Post
Topic
Board Bitcoin Discussion
Re: Privacy vs. anonymity
by
o_e_l_e_o
on 24/10/2021, 15:48:52 UTC
A currency that if you knew what you were doin', you could incommode your traceability.
There's the distinction. If you know what you are doing you can make a good effort to hide your traces, but even then it might not be enough for blockchain analysis companies.

Mass surveillance isn't about stopping terrorism or catching criminals, and indeed, there is no good evidence that mass surveillance has ever been the thing which thwarted a terrorist plot. Mass surveillance is about control of the population. If >99% of people don't mix or coinjoin or otherwise try to maintain their privacy, and of the 1% who do the majority do it poorly or incompletely or slip up or make a mistake, etc., then that's good enough for the government.
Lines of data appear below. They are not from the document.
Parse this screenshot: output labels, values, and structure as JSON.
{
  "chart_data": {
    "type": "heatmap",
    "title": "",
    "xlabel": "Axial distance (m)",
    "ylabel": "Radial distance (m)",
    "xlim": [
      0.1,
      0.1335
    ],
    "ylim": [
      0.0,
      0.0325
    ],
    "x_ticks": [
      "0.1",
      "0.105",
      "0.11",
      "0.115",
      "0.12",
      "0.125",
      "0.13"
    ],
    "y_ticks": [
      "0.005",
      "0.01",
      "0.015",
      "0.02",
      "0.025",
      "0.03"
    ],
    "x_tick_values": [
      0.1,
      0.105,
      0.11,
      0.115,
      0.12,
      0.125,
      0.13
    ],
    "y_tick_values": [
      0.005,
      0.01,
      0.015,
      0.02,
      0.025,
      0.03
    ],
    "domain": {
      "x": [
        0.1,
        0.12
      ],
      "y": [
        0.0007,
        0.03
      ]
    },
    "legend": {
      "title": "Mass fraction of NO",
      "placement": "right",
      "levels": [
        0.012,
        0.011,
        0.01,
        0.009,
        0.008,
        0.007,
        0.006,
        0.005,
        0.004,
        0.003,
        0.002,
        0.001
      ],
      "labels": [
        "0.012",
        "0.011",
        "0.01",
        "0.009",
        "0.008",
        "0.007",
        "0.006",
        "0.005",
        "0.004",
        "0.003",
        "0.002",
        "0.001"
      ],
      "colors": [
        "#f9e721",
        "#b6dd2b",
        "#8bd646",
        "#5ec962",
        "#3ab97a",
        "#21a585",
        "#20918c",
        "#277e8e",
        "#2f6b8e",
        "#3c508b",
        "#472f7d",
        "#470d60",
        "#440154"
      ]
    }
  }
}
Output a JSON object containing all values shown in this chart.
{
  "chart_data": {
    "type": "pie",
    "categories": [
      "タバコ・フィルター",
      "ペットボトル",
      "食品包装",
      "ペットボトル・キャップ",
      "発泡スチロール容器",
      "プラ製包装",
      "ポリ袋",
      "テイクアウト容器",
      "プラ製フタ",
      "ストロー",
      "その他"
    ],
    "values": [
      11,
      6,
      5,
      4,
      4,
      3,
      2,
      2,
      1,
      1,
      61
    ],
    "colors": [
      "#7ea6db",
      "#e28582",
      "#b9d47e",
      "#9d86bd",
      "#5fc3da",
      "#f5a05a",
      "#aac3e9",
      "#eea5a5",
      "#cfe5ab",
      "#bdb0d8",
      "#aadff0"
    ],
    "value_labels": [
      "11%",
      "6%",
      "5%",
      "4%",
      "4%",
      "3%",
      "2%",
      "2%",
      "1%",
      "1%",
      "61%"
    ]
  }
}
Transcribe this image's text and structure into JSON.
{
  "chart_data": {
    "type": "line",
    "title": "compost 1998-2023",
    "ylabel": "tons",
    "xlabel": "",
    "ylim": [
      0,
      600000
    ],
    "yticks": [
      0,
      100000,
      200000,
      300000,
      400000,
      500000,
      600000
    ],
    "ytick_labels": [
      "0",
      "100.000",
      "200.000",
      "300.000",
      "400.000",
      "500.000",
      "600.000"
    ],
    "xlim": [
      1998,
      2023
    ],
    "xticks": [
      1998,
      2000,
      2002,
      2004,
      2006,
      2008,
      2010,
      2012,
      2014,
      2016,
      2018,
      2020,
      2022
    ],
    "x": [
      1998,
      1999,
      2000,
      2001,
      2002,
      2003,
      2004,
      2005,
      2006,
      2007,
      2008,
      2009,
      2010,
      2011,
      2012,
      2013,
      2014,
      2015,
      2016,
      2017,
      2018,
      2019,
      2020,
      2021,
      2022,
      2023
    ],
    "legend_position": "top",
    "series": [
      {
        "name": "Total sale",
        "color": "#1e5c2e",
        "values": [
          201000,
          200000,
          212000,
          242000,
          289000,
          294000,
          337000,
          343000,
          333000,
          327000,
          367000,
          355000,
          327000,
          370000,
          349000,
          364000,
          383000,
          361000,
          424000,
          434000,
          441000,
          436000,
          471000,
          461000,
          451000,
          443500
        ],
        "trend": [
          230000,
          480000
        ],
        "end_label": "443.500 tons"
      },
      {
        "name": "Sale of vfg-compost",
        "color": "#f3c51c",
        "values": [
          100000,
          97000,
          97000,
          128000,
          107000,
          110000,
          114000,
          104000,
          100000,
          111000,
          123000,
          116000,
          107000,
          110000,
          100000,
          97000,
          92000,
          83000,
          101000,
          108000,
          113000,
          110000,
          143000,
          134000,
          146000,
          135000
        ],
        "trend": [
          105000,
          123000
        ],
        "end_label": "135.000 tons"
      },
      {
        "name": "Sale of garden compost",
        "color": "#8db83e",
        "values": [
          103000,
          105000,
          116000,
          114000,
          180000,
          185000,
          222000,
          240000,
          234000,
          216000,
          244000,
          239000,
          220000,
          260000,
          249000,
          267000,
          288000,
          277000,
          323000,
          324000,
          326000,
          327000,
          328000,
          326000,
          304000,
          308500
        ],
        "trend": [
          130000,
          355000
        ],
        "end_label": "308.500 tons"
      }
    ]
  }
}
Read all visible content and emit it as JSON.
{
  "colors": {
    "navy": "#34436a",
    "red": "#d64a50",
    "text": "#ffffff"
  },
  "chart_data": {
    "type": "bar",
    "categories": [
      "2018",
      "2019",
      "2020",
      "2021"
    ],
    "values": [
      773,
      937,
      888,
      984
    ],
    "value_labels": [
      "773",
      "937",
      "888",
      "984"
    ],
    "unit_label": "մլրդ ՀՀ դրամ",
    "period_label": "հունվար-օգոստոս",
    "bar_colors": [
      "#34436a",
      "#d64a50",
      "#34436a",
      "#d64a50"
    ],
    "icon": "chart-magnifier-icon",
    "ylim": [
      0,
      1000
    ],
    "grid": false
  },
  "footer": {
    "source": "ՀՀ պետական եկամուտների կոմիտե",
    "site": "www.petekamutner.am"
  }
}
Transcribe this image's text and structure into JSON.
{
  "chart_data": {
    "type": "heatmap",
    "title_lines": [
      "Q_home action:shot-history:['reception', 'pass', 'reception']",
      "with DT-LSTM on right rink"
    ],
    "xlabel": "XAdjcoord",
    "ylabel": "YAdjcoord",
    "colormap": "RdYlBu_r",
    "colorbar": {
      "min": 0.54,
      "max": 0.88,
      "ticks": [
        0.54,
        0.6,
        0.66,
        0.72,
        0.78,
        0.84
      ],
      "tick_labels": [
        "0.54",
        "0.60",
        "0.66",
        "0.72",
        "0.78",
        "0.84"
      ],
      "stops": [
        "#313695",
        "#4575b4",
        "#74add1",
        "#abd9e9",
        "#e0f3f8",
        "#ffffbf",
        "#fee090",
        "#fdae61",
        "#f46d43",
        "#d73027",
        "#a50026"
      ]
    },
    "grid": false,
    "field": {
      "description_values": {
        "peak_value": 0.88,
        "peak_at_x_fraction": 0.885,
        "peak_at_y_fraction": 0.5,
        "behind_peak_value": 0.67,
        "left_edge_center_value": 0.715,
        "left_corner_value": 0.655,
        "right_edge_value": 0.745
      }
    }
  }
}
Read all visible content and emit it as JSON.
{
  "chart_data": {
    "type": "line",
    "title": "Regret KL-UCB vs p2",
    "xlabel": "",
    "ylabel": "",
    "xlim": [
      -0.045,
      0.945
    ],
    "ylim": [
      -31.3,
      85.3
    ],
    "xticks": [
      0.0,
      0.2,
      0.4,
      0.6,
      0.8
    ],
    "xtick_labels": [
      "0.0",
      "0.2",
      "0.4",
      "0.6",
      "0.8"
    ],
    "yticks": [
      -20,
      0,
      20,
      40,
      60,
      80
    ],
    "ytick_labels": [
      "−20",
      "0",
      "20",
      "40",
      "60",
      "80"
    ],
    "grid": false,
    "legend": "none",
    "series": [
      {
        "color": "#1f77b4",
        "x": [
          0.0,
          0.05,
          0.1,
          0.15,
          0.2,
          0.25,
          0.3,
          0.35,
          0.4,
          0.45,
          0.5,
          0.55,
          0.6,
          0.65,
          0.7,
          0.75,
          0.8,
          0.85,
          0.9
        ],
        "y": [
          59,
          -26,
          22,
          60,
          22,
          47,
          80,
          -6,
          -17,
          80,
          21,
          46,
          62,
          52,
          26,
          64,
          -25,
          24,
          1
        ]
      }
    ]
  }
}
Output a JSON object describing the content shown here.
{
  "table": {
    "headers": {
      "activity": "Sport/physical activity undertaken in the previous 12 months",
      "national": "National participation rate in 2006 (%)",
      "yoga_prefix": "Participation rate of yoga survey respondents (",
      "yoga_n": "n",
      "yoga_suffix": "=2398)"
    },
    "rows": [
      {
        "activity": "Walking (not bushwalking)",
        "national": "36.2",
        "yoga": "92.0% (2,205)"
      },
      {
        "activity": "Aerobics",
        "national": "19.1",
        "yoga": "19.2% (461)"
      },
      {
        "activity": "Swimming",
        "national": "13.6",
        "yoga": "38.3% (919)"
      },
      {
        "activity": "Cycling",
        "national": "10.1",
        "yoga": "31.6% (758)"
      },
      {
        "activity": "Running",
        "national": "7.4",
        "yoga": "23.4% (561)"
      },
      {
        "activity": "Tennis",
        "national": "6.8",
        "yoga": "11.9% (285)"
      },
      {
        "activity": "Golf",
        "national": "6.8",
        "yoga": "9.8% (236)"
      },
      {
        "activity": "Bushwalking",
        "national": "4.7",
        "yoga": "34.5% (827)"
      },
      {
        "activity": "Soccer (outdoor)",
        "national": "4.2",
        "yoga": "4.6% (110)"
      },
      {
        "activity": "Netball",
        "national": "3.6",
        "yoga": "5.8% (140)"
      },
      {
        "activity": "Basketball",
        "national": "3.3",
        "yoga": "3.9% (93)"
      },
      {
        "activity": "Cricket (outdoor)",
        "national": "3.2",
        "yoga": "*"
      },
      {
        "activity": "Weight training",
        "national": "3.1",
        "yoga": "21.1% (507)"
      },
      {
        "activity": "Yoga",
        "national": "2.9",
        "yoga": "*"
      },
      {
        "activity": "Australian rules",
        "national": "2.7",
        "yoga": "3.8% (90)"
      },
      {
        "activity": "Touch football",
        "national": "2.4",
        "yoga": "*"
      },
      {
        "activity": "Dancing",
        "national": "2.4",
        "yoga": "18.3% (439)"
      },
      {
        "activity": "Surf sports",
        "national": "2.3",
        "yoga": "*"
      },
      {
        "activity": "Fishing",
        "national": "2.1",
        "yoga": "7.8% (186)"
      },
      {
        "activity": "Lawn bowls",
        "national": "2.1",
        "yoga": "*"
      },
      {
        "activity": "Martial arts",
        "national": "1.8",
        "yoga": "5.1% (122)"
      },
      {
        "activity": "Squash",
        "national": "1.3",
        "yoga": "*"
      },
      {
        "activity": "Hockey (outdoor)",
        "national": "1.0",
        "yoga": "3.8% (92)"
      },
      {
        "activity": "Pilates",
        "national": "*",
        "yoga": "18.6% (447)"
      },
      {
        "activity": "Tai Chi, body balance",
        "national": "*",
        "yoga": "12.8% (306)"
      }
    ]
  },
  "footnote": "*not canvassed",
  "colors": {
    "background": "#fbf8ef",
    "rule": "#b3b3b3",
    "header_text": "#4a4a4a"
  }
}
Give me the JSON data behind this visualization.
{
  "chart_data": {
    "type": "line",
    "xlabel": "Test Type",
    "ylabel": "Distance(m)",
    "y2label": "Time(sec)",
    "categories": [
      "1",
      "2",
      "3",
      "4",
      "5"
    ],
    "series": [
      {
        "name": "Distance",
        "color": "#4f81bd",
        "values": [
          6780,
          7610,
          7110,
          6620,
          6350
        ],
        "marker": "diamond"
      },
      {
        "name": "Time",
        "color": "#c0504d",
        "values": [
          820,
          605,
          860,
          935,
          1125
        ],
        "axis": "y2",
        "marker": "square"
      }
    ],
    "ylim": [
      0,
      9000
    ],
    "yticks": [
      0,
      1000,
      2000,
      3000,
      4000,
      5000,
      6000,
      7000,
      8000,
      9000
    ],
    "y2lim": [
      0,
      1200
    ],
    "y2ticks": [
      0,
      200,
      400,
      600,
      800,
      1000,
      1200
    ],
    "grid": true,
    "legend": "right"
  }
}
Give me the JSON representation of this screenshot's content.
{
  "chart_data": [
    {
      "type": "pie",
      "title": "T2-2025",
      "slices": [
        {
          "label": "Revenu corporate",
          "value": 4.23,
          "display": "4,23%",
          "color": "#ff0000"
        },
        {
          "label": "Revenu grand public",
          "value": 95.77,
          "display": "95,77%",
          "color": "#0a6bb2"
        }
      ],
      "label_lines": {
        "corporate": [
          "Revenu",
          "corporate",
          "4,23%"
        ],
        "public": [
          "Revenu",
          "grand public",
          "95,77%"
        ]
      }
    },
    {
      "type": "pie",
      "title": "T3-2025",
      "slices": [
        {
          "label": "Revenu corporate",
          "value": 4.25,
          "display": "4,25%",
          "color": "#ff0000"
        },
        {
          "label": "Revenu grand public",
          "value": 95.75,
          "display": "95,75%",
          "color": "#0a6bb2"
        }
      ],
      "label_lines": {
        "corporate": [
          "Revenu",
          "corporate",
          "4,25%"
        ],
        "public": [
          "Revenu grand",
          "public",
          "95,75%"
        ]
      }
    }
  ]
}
Just as mass surveillance can't track everyone who uses Tails and Tor and PGP and disposable email address and so on, but that's OK because it can track the vast majority of people.

If Chrome, Firefox, Safari, Opera, Edge, etc., all came out in unison and said they would all implement mandatory Tor routing which you couldn't turn off, you can guarantee the government would start screaming about terrorism and "won't someone think of the children!" For the same reason, they would never accept global use of XMR.

Whoever vilifies that Monero is linked to crime or admits that the governments would never accept its widespread usage should also consider to stop using Tor as it invades the governments' business and makes harder for them to trace us. They should also propone http and believe that https is for those who have something to hide.
There is a difference between me using Monero and the government accepting everyone in the country using Monero.